France blocks fake Ukraine war recruitment website

French authorities have uncovered a website for a fake recruitment drive purportedly seeking French volunteers to fight for Ukraine against the Russian invasion, the defence ministry said on Thursday.

France blocks fake Ukraine war recruitment website

The site has now been taken down by French services, a government source, who asked not to be named, told AFP without elaborating.

The site had said that 200,000 French people were invited to “enlist in Ukraine”, with immigrants given priority.

A link to the site – that resembled the French army’s genuine recruitment portal – had been posted on X, formerly Twitter, the French defence ministry said.

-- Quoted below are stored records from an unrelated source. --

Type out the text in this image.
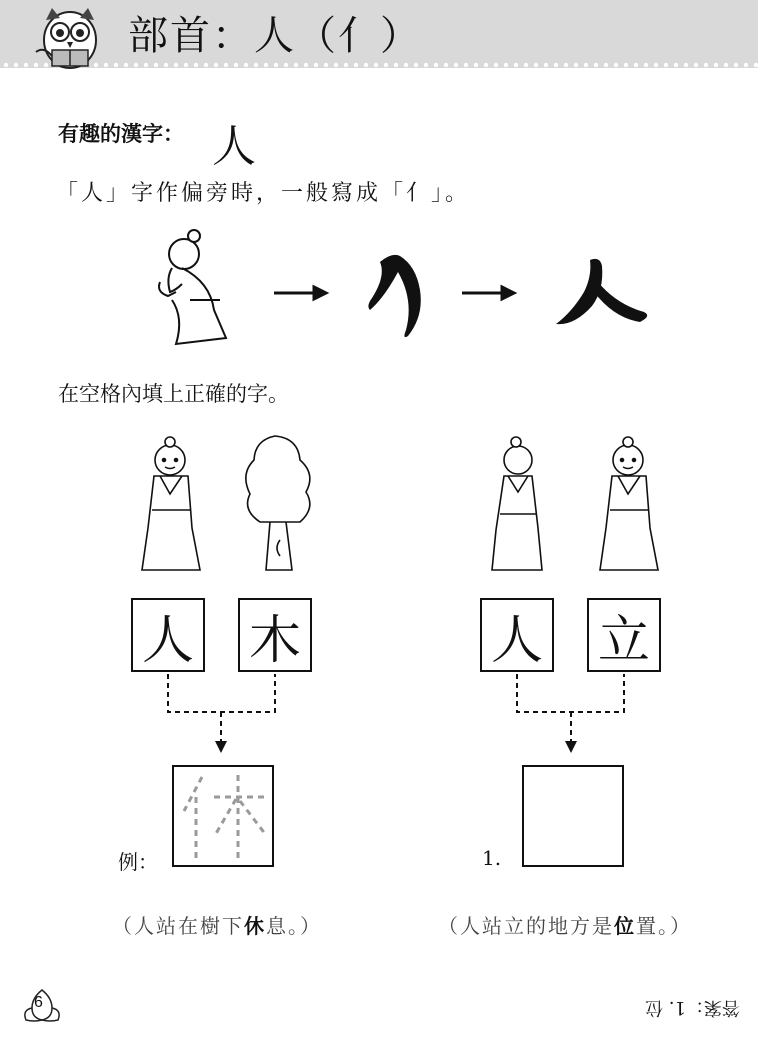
部首：人（亻）
有趣的漢字： 人
「人」字作偏旁時，一般寫成「亻」。
在空格內填上正確的字。
人 木	人 立
例：	1.
（人站在樹下休息。）	（人站立的地方是位置。）
6	答案：1. 位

“The site is a fake government site,” the ministry said, also on X, “and has been reposted by malevolent accounts as part of a disinformation campaign”.

The ministry did not say who they thought might be responsible. But a source close to the government told AFP initial evidence pointed to communications operations linked to Russian mercenary group Wagner.

“The accounts used and the technical data behind them, these are the people we know”, the source said.

“These people are still there and remain very focused on Ukraine. The subject of the French army is something that annoys them a lot.”

Separately, a government official speaking on condition of anonymity said the site bore “the hallmarks of a Russian or pro-Russian effort as part of a disinformation campaign claiming that the French army is preparing to send troops to Ukraine”.

French President Emmanuel Macron angered the Russian leadership last month by hardening his tone on the conflict sparked by Russia’s invasion of Ukraine.

In recent weeks he has refused to rule out sending ground troops and insisted that Europe has to do all that is necessary for a Russian defeat.

France has already accused Russia of waging a disinformation campaign against it.

The official told AFP that similar recent examples of disinformation posts included pictures of French army convoys wrongly presented as moving towards the Ukrainian border.

The fake website invited potential recruits to contact “unit commander Paul” for information about joining.

The defence ministry and government cyber units are investigating, ministry staff told AFP.

The French government has recently stepped up efforts to denounce and fight what it says are Russian disinformation and destabilisation campaigns aimed at undermining French public support for Ukraine in its war against Russia.

“Russia is asserting itself as the most aggressive player in the information field,” Marc-Antoine Brillant, the head of Viginum, an agency mandated to detect digital disinformation campaigns, said in an interview with French daily Le Figaro.